SAN FRANCISCO   - Donald Trump has only two more months to lash out at China as U.S. president. But his successor, Joe Biden, will also feel the impact of whatever blows the outgoing commander in chief decides to land before he departs in January. The risk is that the president-elect will be left with little room to make his own mark.

Trump vowed to be tough on the People’s Republic, and there’s no reason to think he won’t continue until the end. The White House may expand an executive order barring Americans from buying, selling, or owning securities in Chinese companies linked to the mainland’s military, according to people familiar with the situation. That currently affects 31 companies including China Mobile. By the end of Trump’s term, there may be upwards of 300 names total.

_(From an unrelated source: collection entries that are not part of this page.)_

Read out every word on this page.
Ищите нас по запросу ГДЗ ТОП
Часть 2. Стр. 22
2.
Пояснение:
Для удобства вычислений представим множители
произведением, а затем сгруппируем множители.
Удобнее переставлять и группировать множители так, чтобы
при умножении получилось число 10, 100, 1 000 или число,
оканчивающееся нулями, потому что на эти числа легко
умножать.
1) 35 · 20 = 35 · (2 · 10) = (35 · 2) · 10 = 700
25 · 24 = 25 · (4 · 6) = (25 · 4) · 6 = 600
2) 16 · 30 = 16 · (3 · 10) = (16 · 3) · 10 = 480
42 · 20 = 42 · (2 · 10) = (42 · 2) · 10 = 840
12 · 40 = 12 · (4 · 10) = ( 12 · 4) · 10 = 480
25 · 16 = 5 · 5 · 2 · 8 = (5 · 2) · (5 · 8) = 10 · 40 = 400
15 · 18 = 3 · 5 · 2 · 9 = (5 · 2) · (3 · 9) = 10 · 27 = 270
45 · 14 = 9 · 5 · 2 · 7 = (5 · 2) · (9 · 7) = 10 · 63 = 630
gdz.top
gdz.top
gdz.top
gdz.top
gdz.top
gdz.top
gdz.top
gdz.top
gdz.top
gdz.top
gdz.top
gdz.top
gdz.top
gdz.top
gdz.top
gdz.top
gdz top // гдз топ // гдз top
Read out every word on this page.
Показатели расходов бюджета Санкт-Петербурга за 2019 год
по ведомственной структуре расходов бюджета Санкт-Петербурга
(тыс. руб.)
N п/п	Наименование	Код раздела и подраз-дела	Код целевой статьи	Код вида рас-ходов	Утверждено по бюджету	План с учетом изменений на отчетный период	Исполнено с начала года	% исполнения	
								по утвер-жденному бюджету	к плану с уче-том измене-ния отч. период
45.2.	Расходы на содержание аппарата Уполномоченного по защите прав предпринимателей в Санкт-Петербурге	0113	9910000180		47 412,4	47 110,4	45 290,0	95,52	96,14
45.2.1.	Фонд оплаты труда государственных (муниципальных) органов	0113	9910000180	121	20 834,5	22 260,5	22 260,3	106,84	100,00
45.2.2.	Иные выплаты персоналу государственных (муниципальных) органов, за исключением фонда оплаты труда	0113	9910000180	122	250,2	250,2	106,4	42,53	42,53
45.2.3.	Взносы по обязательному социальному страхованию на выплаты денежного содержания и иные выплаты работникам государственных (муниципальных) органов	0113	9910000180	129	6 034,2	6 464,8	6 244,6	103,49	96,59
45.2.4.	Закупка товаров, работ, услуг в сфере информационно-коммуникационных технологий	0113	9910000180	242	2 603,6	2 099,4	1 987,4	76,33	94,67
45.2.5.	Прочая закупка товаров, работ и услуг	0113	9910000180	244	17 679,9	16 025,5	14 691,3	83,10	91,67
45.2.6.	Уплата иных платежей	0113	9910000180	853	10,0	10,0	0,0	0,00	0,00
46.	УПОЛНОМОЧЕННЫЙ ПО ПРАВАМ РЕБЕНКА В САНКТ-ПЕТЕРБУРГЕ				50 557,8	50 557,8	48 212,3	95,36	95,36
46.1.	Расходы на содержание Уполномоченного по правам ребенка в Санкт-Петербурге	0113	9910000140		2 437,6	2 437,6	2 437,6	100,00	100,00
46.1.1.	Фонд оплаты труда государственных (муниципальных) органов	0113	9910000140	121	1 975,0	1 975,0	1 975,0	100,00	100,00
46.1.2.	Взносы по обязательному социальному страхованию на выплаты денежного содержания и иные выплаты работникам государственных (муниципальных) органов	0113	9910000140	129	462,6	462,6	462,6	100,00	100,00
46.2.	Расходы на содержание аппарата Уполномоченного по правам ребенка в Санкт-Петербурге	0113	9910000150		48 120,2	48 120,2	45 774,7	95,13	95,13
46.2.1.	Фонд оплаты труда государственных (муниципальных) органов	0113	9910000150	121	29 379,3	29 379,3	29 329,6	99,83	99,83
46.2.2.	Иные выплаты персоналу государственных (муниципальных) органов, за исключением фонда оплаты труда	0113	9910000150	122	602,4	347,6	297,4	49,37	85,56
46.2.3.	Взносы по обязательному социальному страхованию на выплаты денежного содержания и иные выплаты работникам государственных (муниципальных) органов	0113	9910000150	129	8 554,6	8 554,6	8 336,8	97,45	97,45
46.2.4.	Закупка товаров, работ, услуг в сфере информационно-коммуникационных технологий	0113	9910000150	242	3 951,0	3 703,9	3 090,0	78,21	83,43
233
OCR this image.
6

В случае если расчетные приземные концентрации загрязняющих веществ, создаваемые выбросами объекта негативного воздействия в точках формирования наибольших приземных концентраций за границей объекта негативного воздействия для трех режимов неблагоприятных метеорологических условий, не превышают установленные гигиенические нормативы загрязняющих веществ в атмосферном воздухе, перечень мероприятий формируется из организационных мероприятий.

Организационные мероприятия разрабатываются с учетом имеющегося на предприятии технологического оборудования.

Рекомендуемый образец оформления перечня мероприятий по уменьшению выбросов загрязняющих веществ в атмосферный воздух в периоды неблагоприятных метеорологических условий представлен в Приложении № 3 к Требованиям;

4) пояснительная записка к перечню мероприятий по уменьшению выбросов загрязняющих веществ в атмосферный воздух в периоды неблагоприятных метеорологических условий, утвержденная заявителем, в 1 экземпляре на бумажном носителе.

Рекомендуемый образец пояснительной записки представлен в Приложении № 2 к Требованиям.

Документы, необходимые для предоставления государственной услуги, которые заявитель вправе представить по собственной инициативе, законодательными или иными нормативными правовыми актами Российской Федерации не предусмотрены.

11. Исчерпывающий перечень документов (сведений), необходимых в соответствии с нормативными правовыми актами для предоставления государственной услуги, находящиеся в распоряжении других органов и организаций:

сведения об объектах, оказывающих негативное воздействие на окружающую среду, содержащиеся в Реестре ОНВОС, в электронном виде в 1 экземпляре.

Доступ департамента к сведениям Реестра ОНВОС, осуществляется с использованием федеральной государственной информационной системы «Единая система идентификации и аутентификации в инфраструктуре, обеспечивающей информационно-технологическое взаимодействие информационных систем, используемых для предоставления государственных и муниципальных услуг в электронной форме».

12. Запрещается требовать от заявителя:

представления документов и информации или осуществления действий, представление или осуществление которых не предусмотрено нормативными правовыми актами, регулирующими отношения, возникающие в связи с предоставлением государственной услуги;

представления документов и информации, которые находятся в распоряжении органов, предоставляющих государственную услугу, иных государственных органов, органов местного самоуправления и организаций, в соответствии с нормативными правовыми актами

Expanding sanctions is another option. Under a law enacted in July, the U.S. Treasury Department has until Dec. 13 to name foreign banks that do significant business with Hong Kong Chief Executive Carrie Lam and other officials deemed responsible for undermining the region’s autonomy. Those firms could be cut off from loans and other services provided by U.S. banks, in addition to U.S. dollar transactions.

Chinese companies listed on U.S. exchanges are also vulnerable. The Securities and Exchange Commission is considering a proposal to bar mainland firms if they don’t use auditors approved by American regulators. Chair Jay Clayton only has a few weeks to kick off the process before he leaves, at some point before the end of the year. Companies already listed would be given three years to comply.

While these crackdowns would hurt investors, they may be tolerable. Chinese politicians, companies, and investors have in theory had plenty of time to anticipate them. The biggest impact Trump could make, though, would be to reignite his tariff war, undoing a fragile truce reached in January. That would likely rattle markets. Such moves in 2018 and 2019 cut equity prices by 6 percentage points for about 3,000 firms, wiping out $1.7 trillion in market value, according to a May study by the National Bureau of Economic Research.

Biden can roll any of these potential moves back. Politically, though, whatever Trump does might box him into a corner. If the new president’s first move is to undo strictures on the People’s Republic, he will face pushback from lawmakers on both sides of the aisle who want the government to be tough on China. As different as Biden is from his predecessor, it may be Trump who sets the tone for the next administration’s relationship with an important trade partner.

CONTEXT NEWS

- The U.S. Treasury Department has until Dec. 13 to submit a report naming foreign financial institutions that knowingly conduct significant transactions with sanctioned individuals deemed responsible for undermining Hong Kong’s autonomy.

- Within one year of being included in such a report, the U.S. president must impose at least some sanctions on those financial institutions, according to the Hong Kong Autonomy Act. Options include restricting loans, foreign exchange and banking transactions with U.S. institutions. A president could also impose similar penalties through an executive order.

(The author is a Reuters Breakingviews columnist. The opinions expressed are her own.)